Some would argue that there is a neutral form of first-person in which the viewpoint character is a witness, but not an unreliable one. In fact, the most powerful way to utilise first-person in this mode is when the viewpoint character is a "rube" someone who is naive and does not understand the full implications of the situation in which they find themselves. Pulp thrillers of the 30s, 40s and 50s often used this technique because limiting story to one viewpoint allows for punchy efficiency. The main characters in pulp stories are often rubes who are being played for fools by their clients and the antagonists. This tends to creep in to any first-person narrative that isn't explicitly intended to utilise an unreliable witness. Note that the narrator remains an unreliable witness if only because they are never privy to all the information necessary to inject the situation with any measure of objectivity. For example, other characters the viewpoint character meets can have their descriptions coloured by the supposed mood of the viewpoint character.

For these reasons it tends to be the case that reading a novel in third person limited becomes a more intimate experience for readers in which they can more easily become attached to the characters and hence feel more positively about them.

In first person the reader is encouraged to form an opinion about the narrator as a very distinct and separate person from them. In a pulp thriller the side-effects of this are minimal because people really mostly care about what is happening to the hero as opposed to being encouraged to care about the hero themselves for purely emotional reasons.

In fact if a viewpoint character in first person keeps referencing how they feel it tends to come across as whining. Thus it is encouraged to keep first-person novels on a lighter less personal basis. For this reason we have to work out a viewpoint character's motivations, feelings, shortcomings that they are unaware of etc for ourselves. This additional burden on the reader to recontextualise the story subtracting the viewpoint character's personal quirks is a distancing experience absent from third-person limited.

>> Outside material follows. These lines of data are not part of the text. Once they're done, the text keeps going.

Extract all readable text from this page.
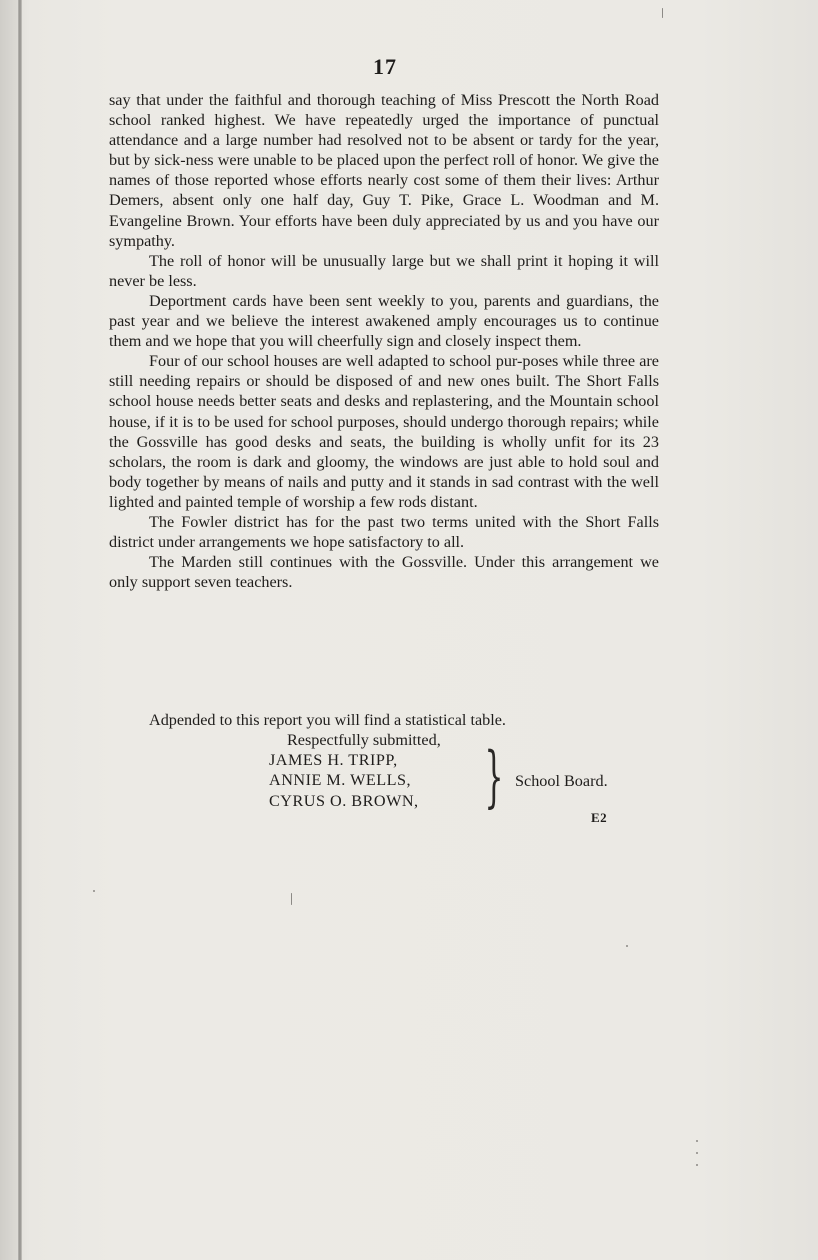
17

say that under the faithful and thorough teaching of Miss Prescott the North Road school ranked highest. We have repeatedly urged the importance of punctual attendance and a large number had resolved not to be absent or tardy for the year, but by sick-ness were unable to be placed upon the perfect roll of honor. We give the names of those reported whose efforts nearly cost some of them their lives: Arthur Demers, absent only one half day, Guy T. Pike, Grace L. Woodman and M. Evangeline Brown. Your efforts have been duly appreciated by us and you have our sympathy.

The roll of honor will be unusually large but we shall print it hoping it will never be less.

Deportment cards have been sent weekly to you, parents and guardians, the past year and we believe the interest awakened amply encourages us to continue them and we hope that you will cheerfully sign and closely inspect them.

Four of our school houses are well adapted to school pur-poses while three are still needing repairs or should be disposed of and new ones built. The Short Falls school house needs better seats and desks and replastering, and the Mountain school house, if it is to be used for school purposes, should undergo thorough repairs; while the Gossville has good desks and seats, the building is wholly unfit for its 23 scholars, the room is dark and gloomy, the windows are just able to hold soul and body together by means of nails and putty and it stands in sad contrast with the well lighted and painted temple of worship a few rods distant.

The Fowler district has for the past two terms united with the Short Falls district under arrangements we hope satisfactory to all.

The Marden still continues with the Gossville. Under this arrangement we only support seven teachers.

Adpended to this report you will find a statistical table.
Respectfully submitted,
JAMES H. TRIPP,
ANNIE M. WELLS,
CYRUS O. BROWN, } School Board.
E2
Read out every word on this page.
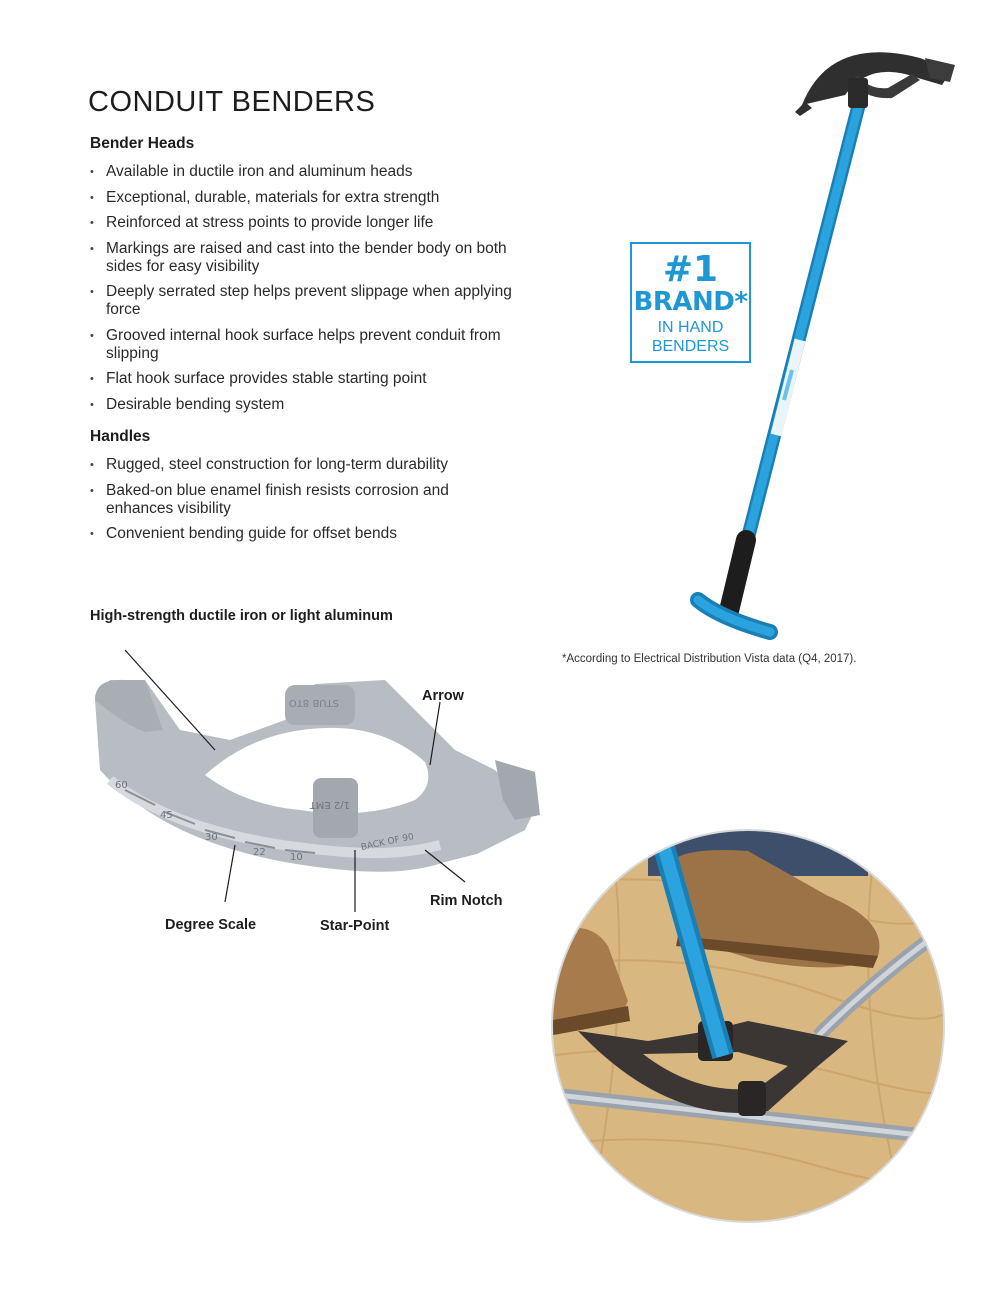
CONDUIT BENDERS
Bender Heads
• Available in ductile iron and aluminum heads
• Exceptional, durable, materials for extra strength
• Reinforced at stress points to provide longer life
• Markings are raised and cast into the bender body on both sides for easy visibility
• Deeply serrated step helps prevent slippage when applying force
• Grooved internal hook surface helps prevent conduit from slipping
• Flat hook surface provides stable starting point
• Desirable bending system
Handles
• Rugged, steel construction for long-term durability
• Baked-on blue enamel finish resists corrosion and enhances visibility
• Convenient bending guide for offset bends
#1
BRAND*
IN HAND
BENDERS
*According to Electrical Distribution Vista data (Q4, 2017).
High-strength ductile iron or light aluminum
STUB 8TO
1/2 EMT
60
45
30
22 10
BACK OF 90
Arrow
Rim Notch
Degree Scale	Star-Point
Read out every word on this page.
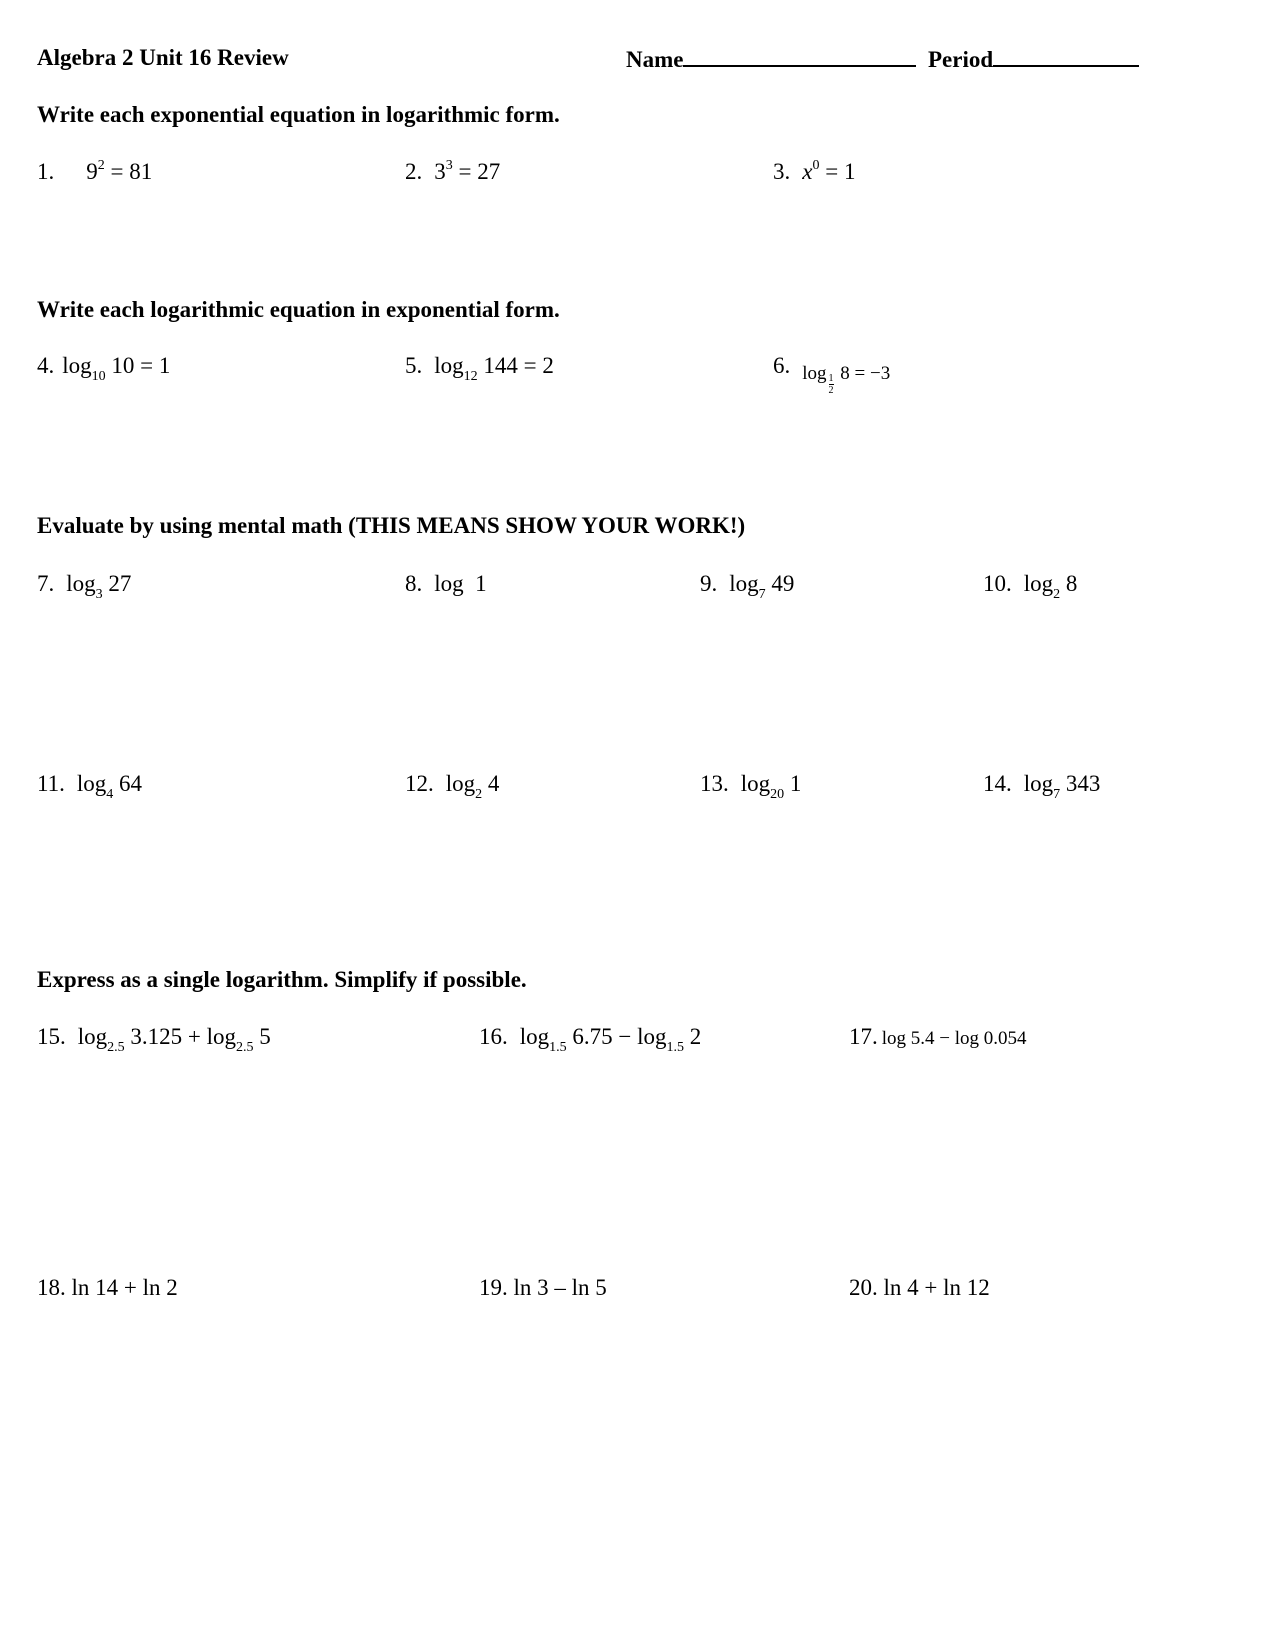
Algebra 2 Unit 16 Review	Name	Period
Write each exponential equation in logarithmic form.
1. $9^2 = 81$	2. $3^3 = 27$	3. $x^0 = 1$
Write each logarithmic equation in exponential form.
4. $\log_{10} 10 = 1$	5. $\log_{12} 144 = 2$	6. $_{log \frac{1}{2} 8 = -3}$
Evaluate by using mental math (THIS MEANS SHOW YOUR WORK!)
7. $\log_3 27$	8. log  1	9. $\log_7 49$	10. $\log_2 8$
11. $\log_4 64$	12. $\log_2 4$	13. $\log_{20} 1$	14. $\log_7 343$
Express as a single logarithm. Simplify if possible.
15. $\log_{2.5} 3.125 + \log_{2.5} 5$	16. $\log_{1.5} 6.75 - \log_{1.5} 2$	17. log 5.4 − log 0.054
18. ln 14 + ln 2	19. ln 3 – ln 5	20. ln 4 + ln 12
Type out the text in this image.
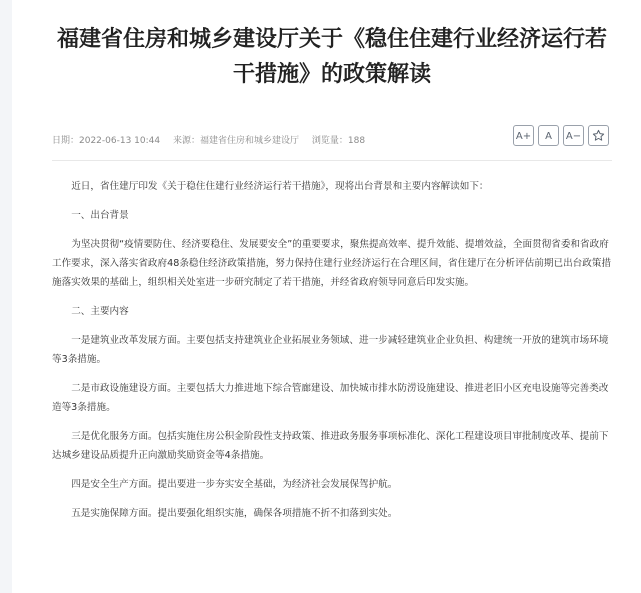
福建省住房和城乡建设厅关于《稳住住建行业经济运行若干措施》的政策解读
日期：2022-06-13 10:44 来源：福建省住房和城乡建设厅 浏览量：188	A+	A	A−

近日，省住建厅印发《关于稳住住建行业经济运行若干措施》，现将出台背景和主要内容解读如下：

一、出台背景

为坚决贯彻“疫情要防住、经济要稳住、发展要安全”的重要要求，聚焦提高效率、提升效能、提增效益，全面贯彻省委和省政府工作要求，深入落实省政府48条稳住经济政策措施，努力保持住建行业经济运行在合理区间，省住建厅在分析评估前期已出台政策措施落实效果的基础上，组织相关处室进一步研究制定了若干措施，并经省政府领导同意后印发实施。

二、主要内容

一是建筑业改革发展方面。主要包括支持建筑业企业拓展业务领域、进一步减轻建筑业企业负担、构建统一开放的建筑市场环境等3条措施。

二是市政设施建设方面。主要包括大力推进地下综合管廊建设、加快城市排水防涝设施建设、推进老旧小区充电设施等完善类改造等3条措施。

三是优化服务方面。包括实施住房公积金阶段性支持政策、推进政务服务事项标准化、深化工程建设项目审批制度改革、提前下达城乡建设品质提升正向激励奖励资金等4条措施。

四是安全生产方面。提出要进一步夯实安全基础，为经济社会发展保驾护航。

五是实施保障方面。提出要强化组织实施，确保各项措施不折不扣落到实处。
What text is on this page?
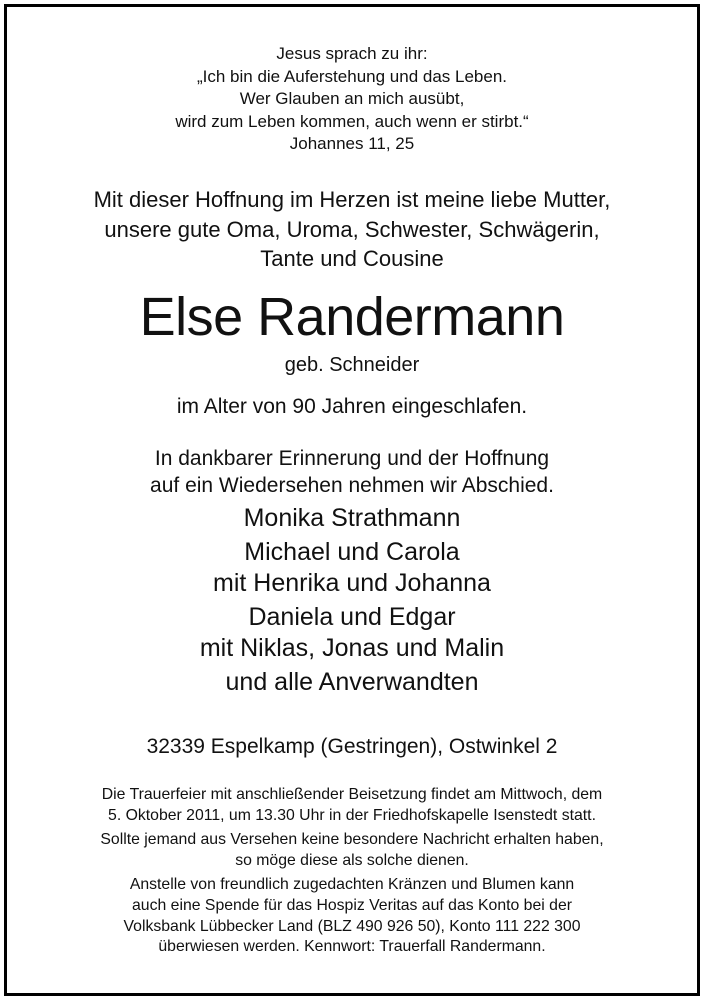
Jesus sprach zu ihr:
„Ich bin die Auferstehung und das Leben.
Wer Glauben an mich ausübt,
wird zum Leben kommen, auch wenn er stirbt.“
Johannes 11, 25
Mit dieser Hoffnung im Herzen ist meine liebe Mutter,
unsere gute Oma, Uroma, Schwester, Schwägerin,
Tante und Cousine
Else Randermann
geb. Schneider
im Alter von 90 Jahren eingeschlafen.
In dankbarer Erinnerung und der Hoffnung
auf ein Wiedersehen nehmen wir Abschied.
Monika Strathmann
Michael und Carola
mit Henrika und Johanna
Daniela und Edgar
mit Niklas, Jonas und Malin
und alle Anverwandten
32339 Espelkamp (Gestringen), Ostwinkel 2
Die Trauerfeier mit anschließender Beisetzung findet am Mittwoch, dem
5. Oktober 2011, um 13.30 Uhr in der Friedhofskapelle Isenstedt statt.
Sollte jemand aus Versehen keine besondere Nachricht erhalten haben,
so möge diese als solche dienen.
Anstelle von freundlich zugedachten Kränzen und Blumen kann
auch eine Spende für das Hospiz Veritas auf das Konto bei der
Volksbank Lübbecker Land (BLZ 490 926 50), Konto 111 222 300
überwiesen werden. Kennwort: Trauerfall Randermann.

Ever since that writer's circle session I have been very careful about employing first-person perspective and would now only do it if I had a very specific reason to convey an unreliable witness or a rube perspective. Generally speaking heroes of genre do not come across as sympathetically in first-person as third. I would not use the first-person to portray a heroic character because nothing takes the shine off a hero like getting deep inside their internal monologue. In third person limited it is much easier to excuse a hero's shortcomings as "features of their personality". In third person it is easier to root for a deeply flawed hero. First person viewpoint characters tend to seem more flawed no matter how much they are outwardly a paragon of virtue.